My fears started to subside as our relationship bloomed alongside the spring flowers. Six months after adopting her, I was able to ride her for the first time. Aside from how she was under saddle, how she had transformed on the ground blew me away, along with everyone who had ever known her. She began to look to me for everything, from love to reassurance to just comfort. She would panic on a lunge or a lead and rear up, but as soon as she heard my voice speak her name, her front hooves would be back on the ground and she’d shove her face into my chest so that I’d hold her head. This horse was becoming special, and she showed me that time and time again. We started building up our confidence together. I started riding her bareback, and then just in a halter, and finally completely tackless.

Her first trailer ride, I sat in the tack room of the trailer and her eyes never left mine. There would be noises that made even me jump, but as long as my eyes were locked with hers, she showed no fear. We even overcame a huge obstacle that I had with her, which was the fear of riding her on a country road again because of her accident. And then we did it a hundred more times. We trailered out to a place where we could walk in the water, and she never skipped a beat.
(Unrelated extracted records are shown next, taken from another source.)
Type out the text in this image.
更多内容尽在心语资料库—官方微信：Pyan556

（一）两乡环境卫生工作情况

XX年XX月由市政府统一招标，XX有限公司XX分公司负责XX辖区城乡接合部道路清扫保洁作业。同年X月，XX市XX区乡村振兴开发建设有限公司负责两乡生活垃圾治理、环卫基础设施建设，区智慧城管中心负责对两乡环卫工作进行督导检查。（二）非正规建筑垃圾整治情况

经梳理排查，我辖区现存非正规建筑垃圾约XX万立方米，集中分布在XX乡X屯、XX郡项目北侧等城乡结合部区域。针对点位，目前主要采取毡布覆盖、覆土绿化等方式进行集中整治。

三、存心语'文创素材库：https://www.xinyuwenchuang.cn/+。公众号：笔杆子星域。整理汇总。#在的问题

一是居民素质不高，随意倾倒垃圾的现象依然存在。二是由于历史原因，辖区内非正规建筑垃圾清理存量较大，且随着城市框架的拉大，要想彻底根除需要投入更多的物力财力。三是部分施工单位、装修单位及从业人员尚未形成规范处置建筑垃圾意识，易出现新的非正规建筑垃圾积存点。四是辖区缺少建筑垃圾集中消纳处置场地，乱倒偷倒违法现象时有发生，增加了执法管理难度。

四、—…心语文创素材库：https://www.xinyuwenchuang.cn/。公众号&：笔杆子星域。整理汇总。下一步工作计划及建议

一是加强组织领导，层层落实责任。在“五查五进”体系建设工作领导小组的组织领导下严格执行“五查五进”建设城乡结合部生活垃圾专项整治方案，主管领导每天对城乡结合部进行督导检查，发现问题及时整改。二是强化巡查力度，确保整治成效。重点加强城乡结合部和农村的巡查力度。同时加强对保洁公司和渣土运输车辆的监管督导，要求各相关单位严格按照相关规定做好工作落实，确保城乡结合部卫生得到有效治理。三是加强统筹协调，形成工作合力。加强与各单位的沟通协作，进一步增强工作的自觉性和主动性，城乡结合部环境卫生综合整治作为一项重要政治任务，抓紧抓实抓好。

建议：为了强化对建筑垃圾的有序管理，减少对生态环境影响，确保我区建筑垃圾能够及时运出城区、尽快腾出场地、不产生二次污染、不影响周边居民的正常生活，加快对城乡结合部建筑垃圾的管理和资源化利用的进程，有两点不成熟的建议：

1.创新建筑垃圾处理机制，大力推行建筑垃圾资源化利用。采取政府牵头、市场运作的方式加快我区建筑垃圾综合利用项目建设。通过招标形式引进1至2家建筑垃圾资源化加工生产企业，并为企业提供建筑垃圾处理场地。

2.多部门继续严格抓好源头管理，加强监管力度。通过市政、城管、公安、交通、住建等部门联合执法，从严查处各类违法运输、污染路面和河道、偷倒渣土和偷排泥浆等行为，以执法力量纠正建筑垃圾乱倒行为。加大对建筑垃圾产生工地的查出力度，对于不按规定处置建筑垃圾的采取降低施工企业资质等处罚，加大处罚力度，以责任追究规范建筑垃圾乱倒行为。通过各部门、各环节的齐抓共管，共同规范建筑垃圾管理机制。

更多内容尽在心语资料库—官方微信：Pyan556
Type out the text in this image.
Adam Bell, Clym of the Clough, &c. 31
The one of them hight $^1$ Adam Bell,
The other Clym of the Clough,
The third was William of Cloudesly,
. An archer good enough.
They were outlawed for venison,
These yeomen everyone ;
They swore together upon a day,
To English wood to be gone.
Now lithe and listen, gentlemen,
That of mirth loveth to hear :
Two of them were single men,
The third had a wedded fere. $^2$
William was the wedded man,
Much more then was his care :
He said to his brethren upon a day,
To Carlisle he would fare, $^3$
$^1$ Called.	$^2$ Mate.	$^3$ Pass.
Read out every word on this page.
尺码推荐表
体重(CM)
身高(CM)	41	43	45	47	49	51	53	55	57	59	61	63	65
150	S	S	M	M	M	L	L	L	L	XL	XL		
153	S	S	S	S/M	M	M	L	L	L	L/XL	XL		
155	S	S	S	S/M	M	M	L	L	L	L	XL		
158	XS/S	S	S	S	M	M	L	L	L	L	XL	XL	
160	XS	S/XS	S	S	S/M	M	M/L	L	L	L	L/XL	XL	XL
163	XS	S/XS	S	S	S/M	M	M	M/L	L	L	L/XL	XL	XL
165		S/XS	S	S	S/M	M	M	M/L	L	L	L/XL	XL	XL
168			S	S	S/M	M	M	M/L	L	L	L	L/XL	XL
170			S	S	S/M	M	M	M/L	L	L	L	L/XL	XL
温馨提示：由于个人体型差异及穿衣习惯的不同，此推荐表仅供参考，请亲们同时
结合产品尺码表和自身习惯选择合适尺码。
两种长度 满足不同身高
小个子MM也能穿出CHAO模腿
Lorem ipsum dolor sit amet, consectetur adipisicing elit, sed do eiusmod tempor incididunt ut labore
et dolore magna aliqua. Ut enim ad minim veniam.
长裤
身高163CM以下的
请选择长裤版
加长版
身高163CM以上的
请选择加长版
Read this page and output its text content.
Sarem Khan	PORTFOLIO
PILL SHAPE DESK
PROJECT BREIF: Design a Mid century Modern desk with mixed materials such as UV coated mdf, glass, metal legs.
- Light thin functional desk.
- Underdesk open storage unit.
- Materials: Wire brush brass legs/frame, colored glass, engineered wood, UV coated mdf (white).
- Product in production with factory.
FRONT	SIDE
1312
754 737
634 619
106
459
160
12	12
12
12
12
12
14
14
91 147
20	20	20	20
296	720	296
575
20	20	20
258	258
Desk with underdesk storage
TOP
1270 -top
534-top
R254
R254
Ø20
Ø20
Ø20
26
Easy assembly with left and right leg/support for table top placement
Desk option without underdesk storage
Now, we’re a year and a half out and I can honestly say that each new day with this horse as my partner, she teaches me something new about life. Sky is my heart horse, but I like to say that Vera is my soul horse. I didn’t just pick her, she picked me. Here was this horse that no one could touch, and she chooses to love me. I know that she’s my “right horse”, because she has shown me time and time again that she sees me as her right person.

What #RightHorse means to me

A horse getting another chance with the right person.